Bombings and air raids began on 9 August, and after a series of Russian air bombings across the country, governmental buildings in Tbilisi began to be evacuated. on 10 August at around 5:30 a.m GMT, Russia bombed the Vaziani and Baku-Supsa oil pipeline near Tbilisi. 10 minutes later at 5:40, Russian aircraft dropped three bombs on the Tbilisi International Airport's runway. Georgian President Mikhail Saakashvili reported one of the Russian raids on the airport came a half hour before the arrival of the foreign ministers of France and Finland. They came to the country to attempt to mediate. An aircraft plant in the outskirts of Tbilisi was also bombed, and was bombed again at 7pm that evening. Human Rights Watch researchers revealed that Russian aircraft dropped cluster bombs in populated areas in Georgia, killing at least 11 civilians and injuring dozens. “Cluster bombs are indiscriminate killers that most nations have agreed to outlaw,” said Marc Garlasco, senior military analyst at Human Rights Watch. “Russia's use of this weapon is not only deadly to civilians, but also an insult to international efforts to avoid a global humanitarian disaster of the kind caused by landmines.” HRW reported Russian aircraft dropped RBK-250 cluster bombs, each containing 30 PTAB 2.5M submunitions. Researchers interviewed numerous victims, doctors, and military personnel in Georgia.
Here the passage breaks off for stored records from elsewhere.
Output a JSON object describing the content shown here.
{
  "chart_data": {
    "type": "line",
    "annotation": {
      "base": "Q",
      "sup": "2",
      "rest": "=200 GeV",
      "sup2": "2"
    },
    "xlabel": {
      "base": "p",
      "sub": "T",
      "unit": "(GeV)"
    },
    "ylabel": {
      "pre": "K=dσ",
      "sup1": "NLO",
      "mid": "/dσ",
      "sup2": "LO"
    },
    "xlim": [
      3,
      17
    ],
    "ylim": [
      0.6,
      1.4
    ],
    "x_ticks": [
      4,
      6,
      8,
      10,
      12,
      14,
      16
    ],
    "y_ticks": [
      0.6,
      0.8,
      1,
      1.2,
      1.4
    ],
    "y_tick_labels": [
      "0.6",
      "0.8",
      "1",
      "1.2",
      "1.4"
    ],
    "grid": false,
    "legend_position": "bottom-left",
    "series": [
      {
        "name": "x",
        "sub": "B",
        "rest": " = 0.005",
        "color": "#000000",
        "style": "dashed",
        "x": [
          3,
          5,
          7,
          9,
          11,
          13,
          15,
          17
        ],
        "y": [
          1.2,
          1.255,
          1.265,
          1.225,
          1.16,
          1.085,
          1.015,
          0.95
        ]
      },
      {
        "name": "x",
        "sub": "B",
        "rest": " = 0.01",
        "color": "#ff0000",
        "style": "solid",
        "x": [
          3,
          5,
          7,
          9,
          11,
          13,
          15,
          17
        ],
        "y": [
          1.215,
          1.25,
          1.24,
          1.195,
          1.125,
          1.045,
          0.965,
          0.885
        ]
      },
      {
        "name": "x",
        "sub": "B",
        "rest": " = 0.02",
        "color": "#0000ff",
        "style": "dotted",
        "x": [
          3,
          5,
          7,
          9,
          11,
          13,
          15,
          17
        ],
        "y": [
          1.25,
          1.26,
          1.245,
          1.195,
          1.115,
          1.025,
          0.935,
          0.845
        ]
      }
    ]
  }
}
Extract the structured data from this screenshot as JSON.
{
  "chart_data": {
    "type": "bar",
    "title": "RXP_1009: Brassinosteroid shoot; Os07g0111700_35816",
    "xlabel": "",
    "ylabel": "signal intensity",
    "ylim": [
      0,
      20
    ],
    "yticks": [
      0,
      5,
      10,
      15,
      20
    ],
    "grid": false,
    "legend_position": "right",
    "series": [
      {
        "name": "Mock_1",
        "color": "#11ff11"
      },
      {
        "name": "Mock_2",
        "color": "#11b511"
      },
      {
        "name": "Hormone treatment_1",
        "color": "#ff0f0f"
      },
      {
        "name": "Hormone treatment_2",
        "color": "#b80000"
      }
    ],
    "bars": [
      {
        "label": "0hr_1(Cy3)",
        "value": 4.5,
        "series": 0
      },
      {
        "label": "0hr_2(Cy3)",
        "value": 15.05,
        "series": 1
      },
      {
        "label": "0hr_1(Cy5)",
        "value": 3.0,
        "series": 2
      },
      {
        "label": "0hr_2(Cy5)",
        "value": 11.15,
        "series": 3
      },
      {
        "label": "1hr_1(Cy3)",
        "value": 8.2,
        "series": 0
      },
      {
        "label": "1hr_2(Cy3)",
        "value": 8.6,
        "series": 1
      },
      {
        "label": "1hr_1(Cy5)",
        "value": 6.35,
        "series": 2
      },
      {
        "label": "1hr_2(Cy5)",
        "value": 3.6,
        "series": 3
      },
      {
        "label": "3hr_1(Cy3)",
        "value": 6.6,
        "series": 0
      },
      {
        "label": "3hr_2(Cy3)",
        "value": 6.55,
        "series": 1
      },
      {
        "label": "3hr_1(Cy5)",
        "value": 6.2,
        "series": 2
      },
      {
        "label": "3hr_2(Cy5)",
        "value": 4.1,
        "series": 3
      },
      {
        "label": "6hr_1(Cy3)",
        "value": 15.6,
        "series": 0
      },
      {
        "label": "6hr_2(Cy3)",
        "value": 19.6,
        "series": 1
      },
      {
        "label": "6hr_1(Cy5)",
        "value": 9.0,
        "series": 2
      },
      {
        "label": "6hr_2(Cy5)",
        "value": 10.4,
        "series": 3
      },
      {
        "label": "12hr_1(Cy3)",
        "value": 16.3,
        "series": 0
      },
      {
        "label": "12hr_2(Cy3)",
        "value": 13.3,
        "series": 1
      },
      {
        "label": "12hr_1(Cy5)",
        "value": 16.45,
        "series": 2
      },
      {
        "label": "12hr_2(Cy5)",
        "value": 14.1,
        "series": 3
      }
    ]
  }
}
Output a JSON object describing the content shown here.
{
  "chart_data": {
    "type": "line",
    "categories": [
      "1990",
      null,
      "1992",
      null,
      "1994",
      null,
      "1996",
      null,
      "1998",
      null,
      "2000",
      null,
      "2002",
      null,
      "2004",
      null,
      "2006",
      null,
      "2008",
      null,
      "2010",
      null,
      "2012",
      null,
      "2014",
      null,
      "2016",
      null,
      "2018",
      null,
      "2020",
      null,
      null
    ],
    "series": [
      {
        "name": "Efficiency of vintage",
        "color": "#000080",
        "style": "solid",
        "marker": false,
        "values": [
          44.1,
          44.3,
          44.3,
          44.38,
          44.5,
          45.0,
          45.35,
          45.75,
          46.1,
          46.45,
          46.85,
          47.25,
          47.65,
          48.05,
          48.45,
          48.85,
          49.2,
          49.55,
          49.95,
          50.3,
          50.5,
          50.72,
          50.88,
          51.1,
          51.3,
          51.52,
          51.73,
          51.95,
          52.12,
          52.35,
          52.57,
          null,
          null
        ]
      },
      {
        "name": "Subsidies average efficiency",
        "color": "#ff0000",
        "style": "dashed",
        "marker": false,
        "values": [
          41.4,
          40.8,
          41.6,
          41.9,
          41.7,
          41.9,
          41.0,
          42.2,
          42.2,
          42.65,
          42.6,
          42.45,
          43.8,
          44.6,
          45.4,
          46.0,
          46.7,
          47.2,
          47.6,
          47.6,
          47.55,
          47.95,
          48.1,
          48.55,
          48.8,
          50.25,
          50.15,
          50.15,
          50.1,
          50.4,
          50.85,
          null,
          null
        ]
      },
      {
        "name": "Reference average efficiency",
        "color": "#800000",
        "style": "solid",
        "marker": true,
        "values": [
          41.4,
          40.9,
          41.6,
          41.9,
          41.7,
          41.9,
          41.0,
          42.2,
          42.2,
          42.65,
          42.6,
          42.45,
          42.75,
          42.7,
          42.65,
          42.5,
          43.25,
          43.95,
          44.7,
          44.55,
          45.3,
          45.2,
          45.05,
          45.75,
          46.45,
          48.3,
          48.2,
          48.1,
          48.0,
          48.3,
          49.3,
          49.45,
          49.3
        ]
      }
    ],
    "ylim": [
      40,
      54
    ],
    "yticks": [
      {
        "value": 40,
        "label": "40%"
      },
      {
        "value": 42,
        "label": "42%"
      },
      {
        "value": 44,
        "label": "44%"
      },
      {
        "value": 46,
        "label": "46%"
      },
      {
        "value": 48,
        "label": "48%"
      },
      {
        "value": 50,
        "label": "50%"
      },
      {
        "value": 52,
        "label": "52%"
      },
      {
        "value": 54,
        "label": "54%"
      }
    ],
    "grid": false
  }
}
One day later, on 11 August, bombs were dropped on a radar station in the Tbilisi area and Shiraki airfield in Kakheti (eastern Georgia). A man who was interviewed by Al Jazeera said, "We detected a lot of objects moving from [inaudible] on our monitors, and as usual we sent our information to the control point and then we saw three jets moving from Azerbaijan. Then we got an order to leave the radar building." The same day, hundreds of civilians, having fled, gathered outside of Tbilisi City Hall, hoping to get shelter.

== Aftermath ==
According to multiple sources, the death and injury tolls vary, and the death toll could be anywhere from 11 to 850. However, Tbilisi itself did not suffer significant casualties from these strikes as they largely targeted military infrastructure such as radar stations. Civilian casualties in Tbilisi were minimal compared to other areas like Gori and surrounding regions, which endured more direct and destructive attacks.